After decades of political oppression and brutal dictatorship during the Soviet occupation, last weekend Latvians could practice their democratic rights in a free and fair election to Saeima, Parliament of Latvia.
One more time, Latvia reached the top of the growth in the European Union at 4 percent, after having carried out an outstanding austerity-based recovery for a small country that during the 2008-2009 crisis witnessed a dramatic economic fall of ca. 18 percent in GDP.
However, unlike before, for the first time since the collapse of the USSR, the focus in this election campaign has been shifted from economy and social affairs to the national security, preserving Latvia’s independence and sovereignty.
The traumatic memories of nearly 60 years of the Soviet rule as a result of an illegal annexation of the Republic of Latvia by Soviet Russia have been instantly recalled to life after Russia’s military aggression in Crimea which then moved to Eastern parts of Ukraine. The fears in Latvia grow stronger as the country’s share of the Russian minority is around 26%, which is significantly higher even compared to Ukraine’s 17%.
Although there have never been observed real ethnic tensions between Latvians and Russians, Russia and pro-Russian forces in Latvia have continuously been exploiting the situation to destabilize the generally unproblematic everyday life communication between the two ethnic groups.
One of Moscow’s currently main instruments of the informational war against the Latvian government has been the Russian-language PBK (Pervyj Baltijskij Kanal – First Baltic Channel), part of the biggest pro-Kremlin broadcasting company in Russia, which has resulted in complete disinformation and, unsurprisingly, growing sympathy to the Kremlin’s policies within the ethnically Russian minority, and different perception of the Ukrainian crisis between the Latvians and Latvia’s Russians.
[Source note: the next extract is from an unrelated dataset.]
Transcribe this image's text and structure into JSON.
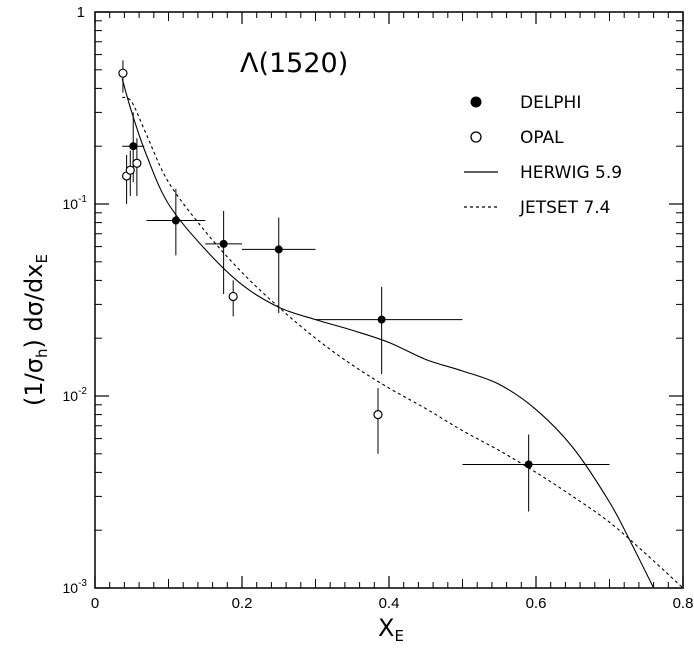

Consequently, this election campaign had been heavily dominated by the needs of a larger NATO presence in the Baltic’s, stronger military co-operation, increased spending on defense and, most important of all, the issue of which political force in Latvia is most capable of defending the country’s sovereignty in the face of the escalating political and military aggression from the Russian Federation towards its neighbor countries.
Having always dismissed any close political ties with Russia, the Latvian center-right political parties, mainly the Unity Party, have become the major and the most tempting electoral alternative that could offer a stable and continuous course towards the West.
Thus, even the Social-Democratic Harmony Party, with close connections to Vladimir Putin’s United Russia Party, had for the first time excluded from its election manifesto any mention of Russia or Russian questions, in a desperate attempt to win more votes when the mood of the Latvian electorate was generally against them. At the same time, another source of outrage and a blow for the Harmony Party in the pre-election period came when Nils Ušakovs, leader of the party, said on the Russian TV that Vladimir Putin is “the best for Latvia”.
With all votes counted now, the current center-right coalition led by the conservative Unity Party has won a convincing majority of 58% (61 seats out of 100), whilst the Harmony Party, the main opposition party supported by the Latvian Russian-speaking minority and the Russian Federation, has lost significant support gaining 23.13%, down from 28.37% in 2011.
Laimdota Straujuma, conservative Prime Minister (Unity Party) and first woman to hold the post in Latvia, ended her campaign appealing to the people that voting for the pro-Russian political forces in Latvia would mean a direct threat to Latvia’s independence. Ms Laimdota will now have a stronger center-right political coalition to govern with, but also a challenging task to lead Latvia through the six-months period of the presidency of the European Union that starts in January, in a geopolitically unstable Europe where democracy, territorial integrity and freedom have been threatened more than ever before since the end of the Cold War.